Theatrical play written by Jacobo Langsner

Waiting for the Hearse (Esperando la carroza) is a theatrical play, written by the Uruguayan Jacobo Langsner. It belongs to the criollo grotesque (costumbrismo) genre or black comedy and premiered in Montevideo in 1962. Ever since it has seen many adaptations, including the world-famous 1985 film of the same name.

== Plot ==
Mamá Cora, an octogenarian widow with four children, lives with one of them in dire financial troubles, with lack of space and constant generational conflicts. Her daughter-in-law asks desperately for the siblings-in-law to take their mother with any of them for a while.

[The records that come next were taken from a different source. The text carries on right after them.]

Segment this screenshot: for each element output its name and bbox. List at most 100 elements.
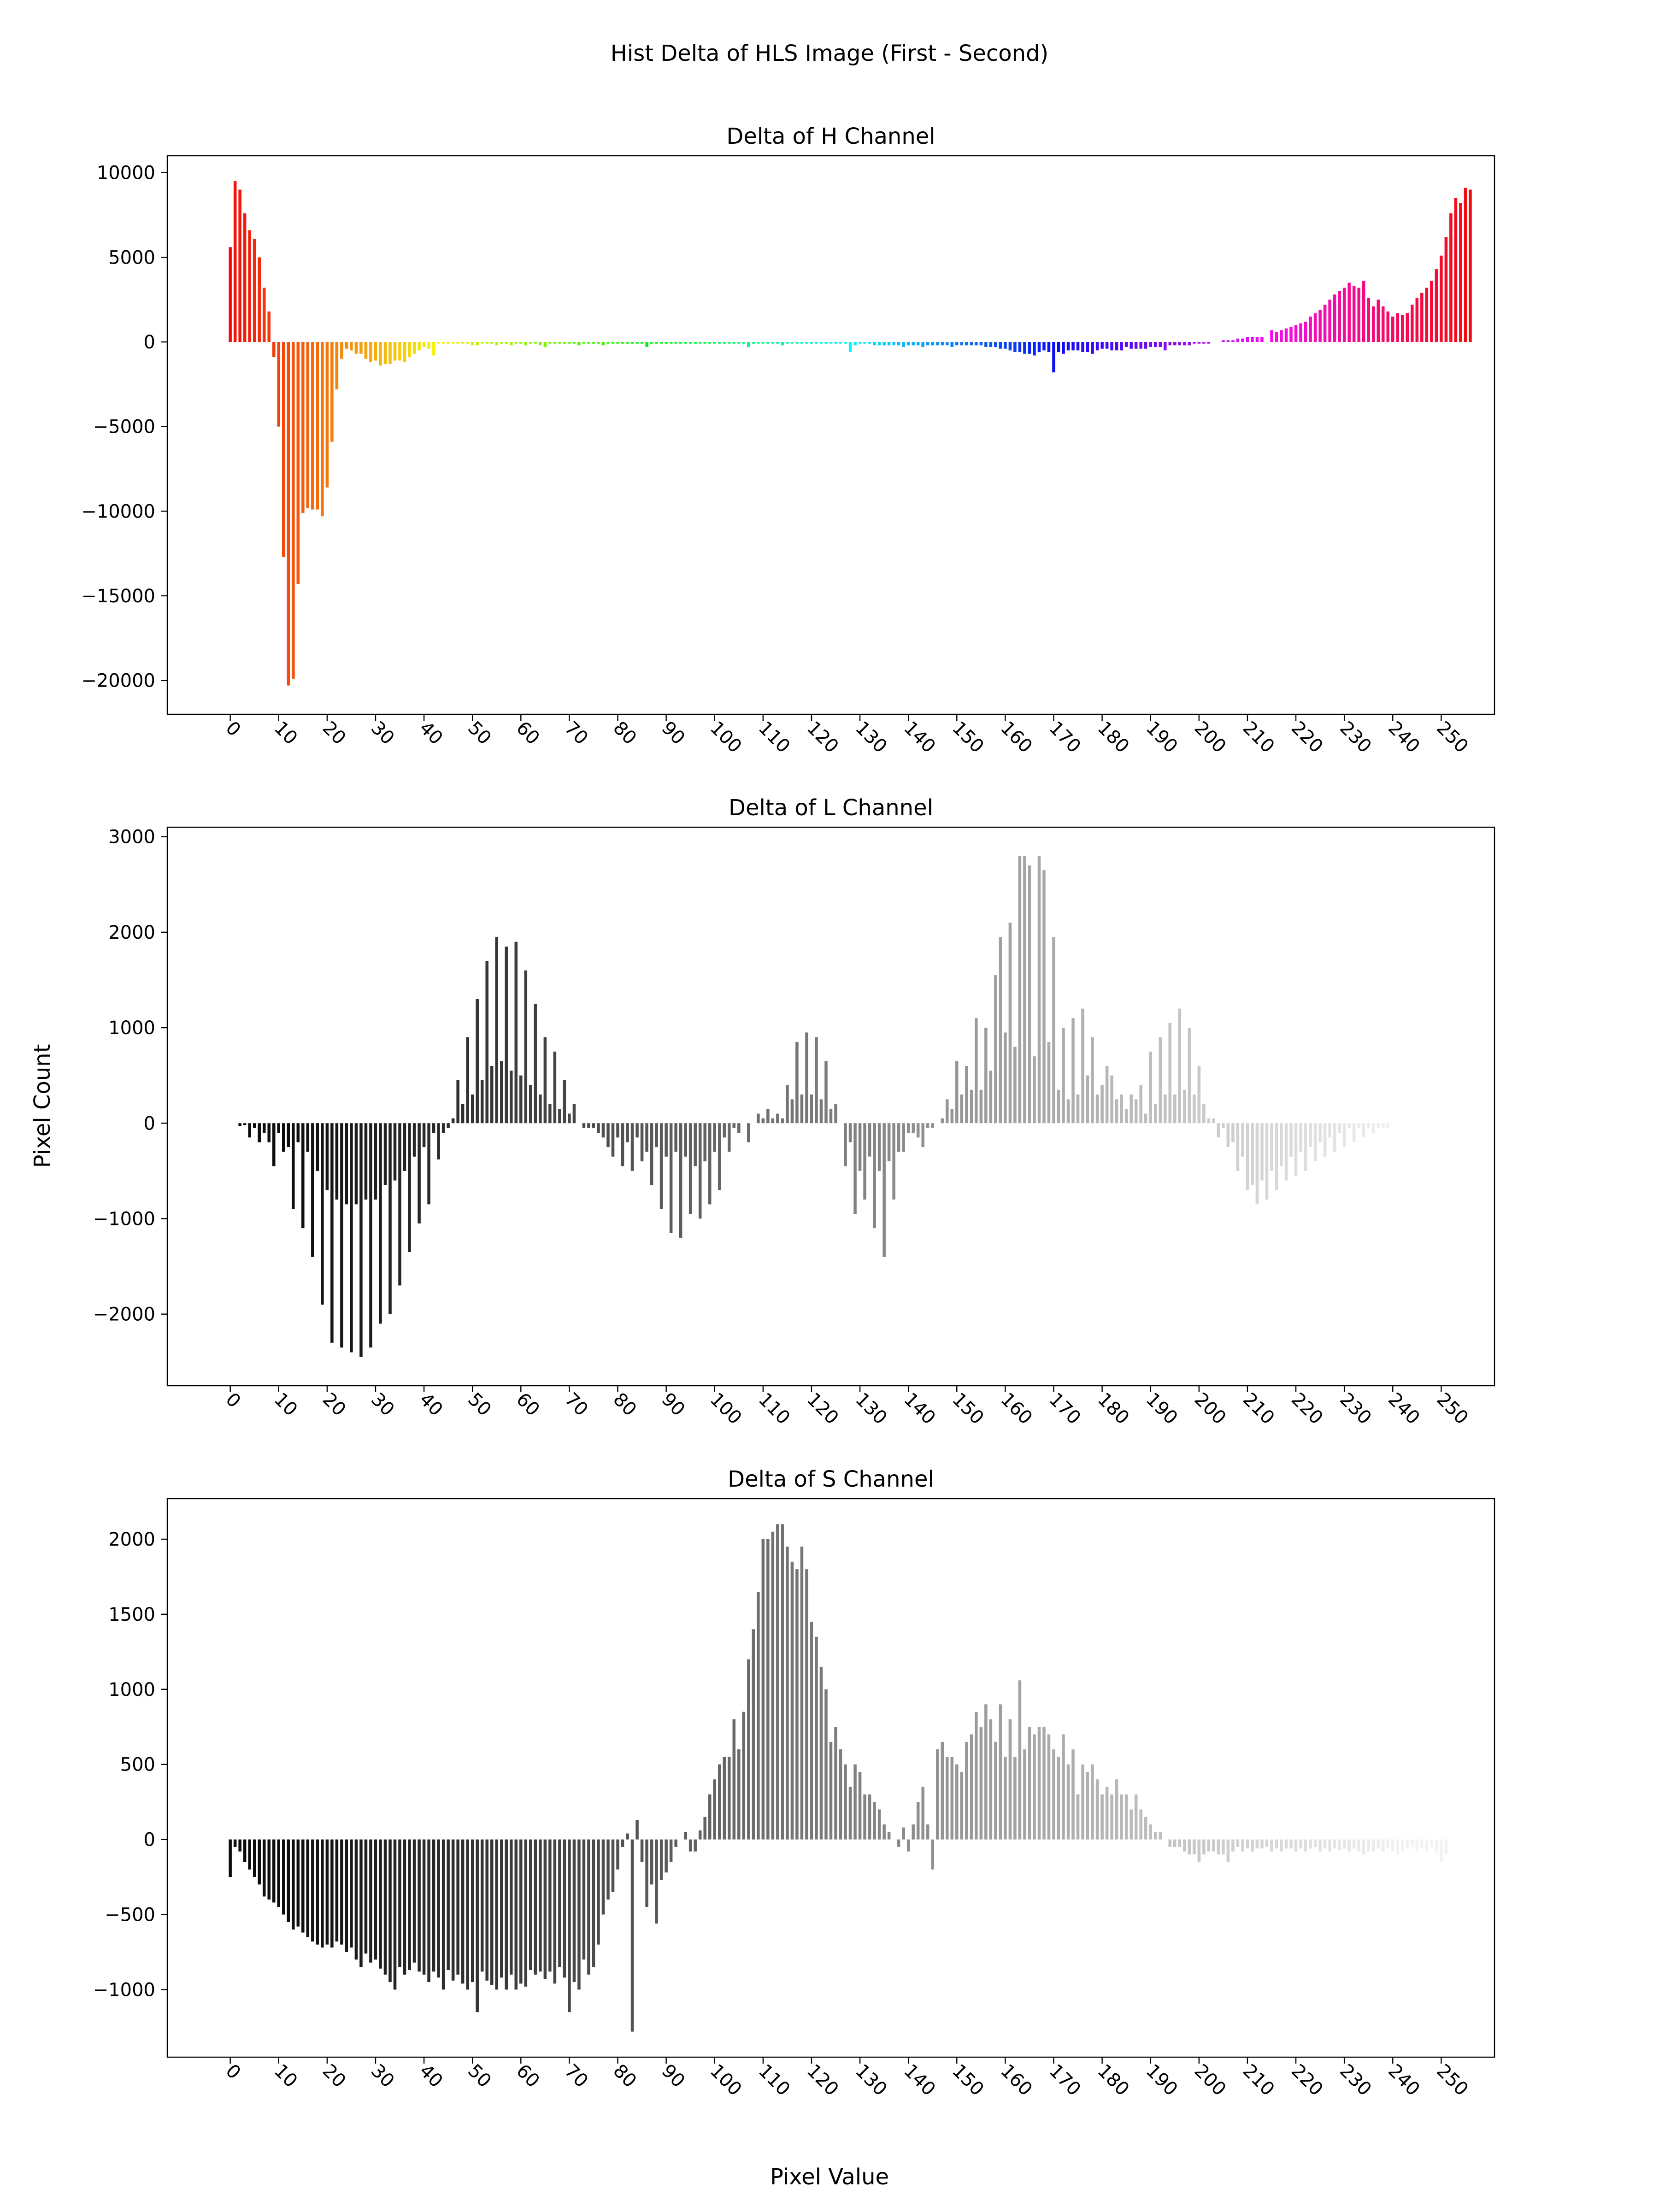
l-bar [718,1123,721,1190]
l-bar [621,1123,624,1166]
h-bar [887,342,891,346]
h-bar [630,342,634,344]
h-y-tick-label: 0 [144,332,155,353]
h-bar [1338,291,1341,342]
s-bar [393,1839,397,1990]
l-bar [321,1123,324,1305]
h-bar [524,342,528,346]
s-bar [887,1832,891,1840]
l-bar [906,1123,910,1133]
s-bar [955,1764,959,1840]
h-bar [441,342,445,344]
s-bar [447,1839,450,1971]
l-y-tick-label: 0 [144,1113,155,1134]
h-channel-title: Delta of H Channel [726,124,935,149]
h-bar [786,342,789,344]
h-bar [258,257,261,342]
s-bar [698,1830,702,1840]
s-bar [834,1727,837,1840]
s-bar [1052,1749,1055,1840]
h-bar [374,342,377,361]
h-bar [451,342,455,344]
s-bar [374,1839,377,1960]
h-bar [1144,342,1147,349]
s-bar [577,1839,581,1990]
h-bar [229,247,232,342]
l-bar [485,961,488,1124]
l-bar [1164,1094,1167,1124]
h-bar [456,342,459,344]
l-bar [1081,1008,1084,1124]
h-bar [1406,313,1409,342]
s-bar [480,1839,484,1972]
h-bar [510,342,513,346]
s-bar [674,1839,677,1847]
s-bar [742,1712,746,1840]
s-y-tick-label: −1000 [93,1979,155,2000]
l-bar [1197,1065,1201,1124]
h-bar [1193,342,1196,344]
s-bar [611,1839,615,1892]
h-bar [1246,336,1249,342]
l-bar [761,1118,765,1124]
l-bar [912,1123,915,1133]
s-bar [688,1839,692,1852]
l-bar [345,1123,348,1205]
l-bar [766,1109,770,1124]
l-bar [640,1123,644,1162]
l-bar [427,1123,430,1205]
h-y-tick-label: 5000 [108,247,155,268]
l-bar [325,1123,329,1190]
s-bar [1028,1727,1031,1840]
h-bar [287,342,290,686]
l-bar [684,1123,687,1157]
s-bar [1362,1839,1365,1855]
s-bar [441,1839,445,1990]
s-bar [1197,1839,1201,1862]
s-bar [1289,1839,1293,1849]
s-bar [1313,1839,1317,1847]
s-bar [848,1787,852,1840]
h-bar [1202,342,1206,344]
l-bar [800,1094,804,1124]
h-bar [713,342,716,344]
s-bar [1207,1839,1211,1852]
h-bar [272,342,276,358]
l-bar [1062,1028,1065,1124]
h-bar [984,342,988,347]
l-bar [292,1123,295,1209]
h-bar [1435,269,1438,342]
h-bar [383,342,387,364]
l-bar [548,1104,552,1124]
l-bar [374,1123,377,1200]
h-bar [1105,342,1109,349]
l-bar [645,1123,648,1152]
h-bar [1018,342,1022,353]
s-bar [461,1839,465,1984]
s-bar [684,1832,687,1840]
l-bar [1149,1051,1152,1124]
l-bar [1246,1123,1249,1190]
s-bar [1386,1839,1390,1849]
h-bar [839,342,842,344]
s-bar [897,1839,900,1847]
l-y-tick-label: 2000 [108,922,155,943]
s-bar [1338,1839,1341,1850]
h-bar [1280,330,1283,342]
s-bar [853,1764,857,1840]
l-bar [1377,1123,1380,1128]
s-bar [941,1741,944,1840]
s-bar [229,1839,232,1877]
l-bar [1047,1042,1051,1124]
l-bar [277,1123,281,1133]
h-bar [582,342,586,344]
s-bar [916,1802,920,1840]
s-bar [1183,1839,1186,1852]
l-bar [495,937,499,1124]
s-bar [776,1524,779,1840]
s-bar [873,1802,876,1840]
h-bar [1304,321,1307,342]
s-bar [669,1839,673,1862]
s-bar [345,1839,348,1952]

During a classic Sunday meal, Mamá Cora's destiny is heftily debated; no one wants to take responsibility for the old lady, with the women speaking out their opinions and the men trying to maintain respect for the name of their mother. Meanwhile, Mamá cora disappears; at the same time, the family takes notice of a disfigured body of an old lady who committed suicide throwing herself under a train, with the remorseful clan coming to the hastened conclusion that Mamá Cora has killed herself so she could stop causing trouble. In the meantime, from a neighbour's terrace, Mamá Cora watches people coming and going in and out from her son's house. Years of troubles, resentment and intrigues come up between all of them while they prepare the funeral service for Mamá Cora. Misunderstandings follow, and family's awful truths surface. In the middle of her own vigil, Mamá Cora reappears, leaving everybody astonished. From now on, nothing will be the same again.